Musim ini, Marsel memiliki 10 pemain yang bermain di Liga 1. Mulai tiga pemain asing Arema FC yakni Artur Cunha da Rocha, Pavel Smolyachenko, dan Robert Lima “Gladiator” Guimaraes. Dua pemain di Persija, Steven Paulle dan Silvio Escobar, dua pemain di Madura United yakni Jaimerson Xavier dan Alberto “Beto” Goncalves, dan masing-masing satu pemain dari Borneo FC Renan Silva, Barito Putera Lucas Silva, dan Bhayangkara FC Anderson Salles.

Meski terbilang banyak, Marsel menyebut tidak terkendala soal komunikasi dengan setiap pemain di bawah naungannya. Sebab, jadi agen harus menaungi dan memberikan yang terbaik bagi kliennya. Perhatian juga disebutbya penting untuk diberikan ke pemain.

Apalagi, jika contohnya seperti Rafael yang datang masih berstatus seleksi harus dikasih motivasi. “Willian Pacheco waktu pertama kali datang kan satu bulan dia seleksi. Jadi harus perhatikan makannya, kalau dia baru datang. Ya kita urusin mereka intinya,” terangnya.

Dia mengaku dalam dunia agen itu terdapat dua. Yaitu, pemain yang sudah ada di Indonesia dan yang belum. Nah, yang belum ada di tanah air itu harus ditempuh dengan komunikasi yang baik. Utamanya untuk meyakinkan pemain tersebut untuk datang.

Marsel menyebut CEO Persija Ferry Paulus menjadi salah seorang yang berjasa. Sebab, FP – sapaan akrab Ferry Paulus, membantunya dalam beberapa tahun terakhir. “Pak FP itu yang ambil Willian,” ujarnya.

Setelah itu, dia dipercaya sama FP untuk urus visa pemain asing Persija. “Dia (FP, Red) percaya sama saya karena saya bisa bikin visa itu cepat. Satu hari,” jelasnya.

Selain itu, dari FP pula dia dikenali oleh manajer Arema FC Rudy Widodo. Kemudian, Rudi melihat kinerjanya hingga akhirnya sampai sekarang bisa terus bekerja sama dalam mencarikan pemain asing.

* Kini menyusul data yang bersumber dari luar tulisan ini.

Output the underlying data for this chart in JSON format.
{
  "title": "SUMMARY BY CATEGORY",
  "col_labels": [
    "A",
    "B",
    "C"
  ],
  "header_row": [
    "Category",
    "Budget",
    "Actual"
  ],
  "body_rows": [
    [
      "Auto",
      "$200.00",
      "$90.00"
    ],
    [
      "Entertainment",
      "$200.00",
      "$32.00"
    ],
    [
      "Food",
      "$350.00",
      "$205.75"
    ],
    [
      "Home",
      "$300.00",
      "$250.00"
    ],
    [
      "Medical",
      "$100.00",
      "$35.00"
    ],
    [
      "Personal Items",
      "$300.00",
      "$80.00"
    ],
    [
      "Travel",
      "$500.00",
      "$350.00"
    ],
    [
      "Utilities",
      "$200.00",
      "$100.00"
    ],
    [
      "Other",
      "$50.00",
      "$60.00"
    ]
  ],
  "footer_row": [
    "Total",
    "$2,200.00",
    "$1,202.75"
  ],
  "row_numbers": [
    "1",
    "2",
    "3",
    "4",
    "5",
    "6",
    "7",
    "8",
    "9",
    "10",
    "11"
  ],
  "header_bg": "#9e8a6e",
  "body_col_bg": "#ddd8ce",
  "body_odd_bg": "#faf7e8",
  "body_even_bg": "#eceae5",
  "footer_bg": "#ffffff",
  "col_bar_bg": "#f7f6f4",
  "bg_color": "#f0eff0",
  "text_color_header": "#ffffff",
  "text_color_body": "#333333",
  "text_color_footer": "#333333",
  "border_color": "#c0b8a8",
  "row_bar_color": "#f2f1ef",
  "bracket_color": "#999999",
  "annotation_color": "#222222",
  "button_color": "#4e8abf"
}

Menurutnya, menjadi agen itu tidak perlu memiliki banyak pemain. Yang terpenting, seluruh pemain di bawah naungan itu bisa diurus dengan baik. “Buat pemain senang. Jadi agen itu harus siap membantu dan tidak boleh dibeda-bedakan karena dia manusia,” ucapnya.

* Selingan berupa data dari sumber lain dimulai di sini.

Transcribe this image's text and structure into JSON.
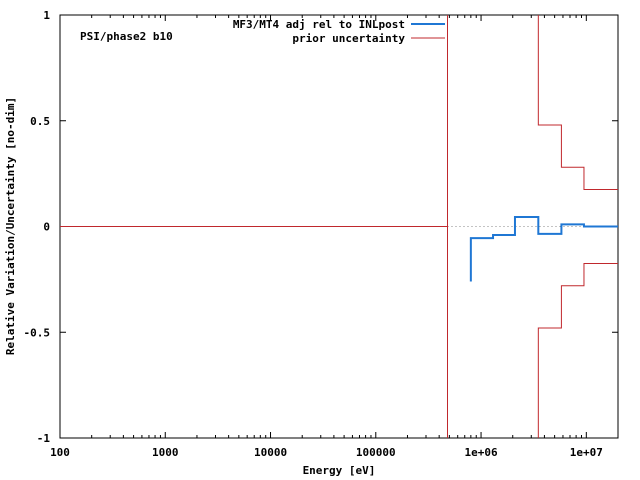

Sejauh menjadi agen, dia menyebutkan, jika awal kedatangan, pemain tidak melihat klub. Di tahun berselang baru pemain kemudian memilih klub. Bisa bertahan ataupun pindah. Biasanya, sambungnya, pemain paling suka jika dihubungkan kepada Persija dan Arema. Sebab, basis suporter yang besar dan terbilang kota besar menjadi daya tarik tersendiri bagi pemain.

Oleh sebab itu, dia mengaku paling sering mengajukan pemain kedua klub tersebut.
Pria yang gemar memancing itu mengaku memiliki tim untuk mengatur pemain. Seperti berkomunikasi dengan agen di pelbagai negara. “Begitu kita deal, 10 persennya itu dibagi dua. Karena pemain itu rata-rata di negaranya punya agen juga,” bebernya.

Marsel mengaku dikenal dengan klub sebagai pengurus visa. Sebab, dia menyebut cukup baik dalam mengurus itu. “Yang namanya kitas, daftar pemain, saya sangat dipercaya sama klub-klub,” ucapnya.

Kedua, sambungnya, dia menjaga hubungan dengan para pemain. Hal itu dikatakannya sangat penting dalam profesinya sebagai agen. Komunikasi yang baik dengan pemain itu seolah membuka relasi ke pemain lainnya. “Pernah saya bicara dengan satu pemain dan menawarkan tim kepadanya dan akhirnya bisa jalan,” ujarnya.

Dia menegaskan, ketika merekomendasikan pemain ke klub tidak mau yang sembarangan. Sebab, jika pemain jauh dari ekspektasi, tentunya menjadi kerugian baginya. Mengenai gol ke depan, pria berusia 35 tahun pada 19 Maret itu ingin melihat Arema FC menajdi juara. Sebab, musim ini, pemainnya banyak ada di Arema FC.

“Jadi cita-cita saya itu (melihat Arema FC juara). Jadi Persija sudah juara, Arema FC penginnya tahun ini,” harapnya.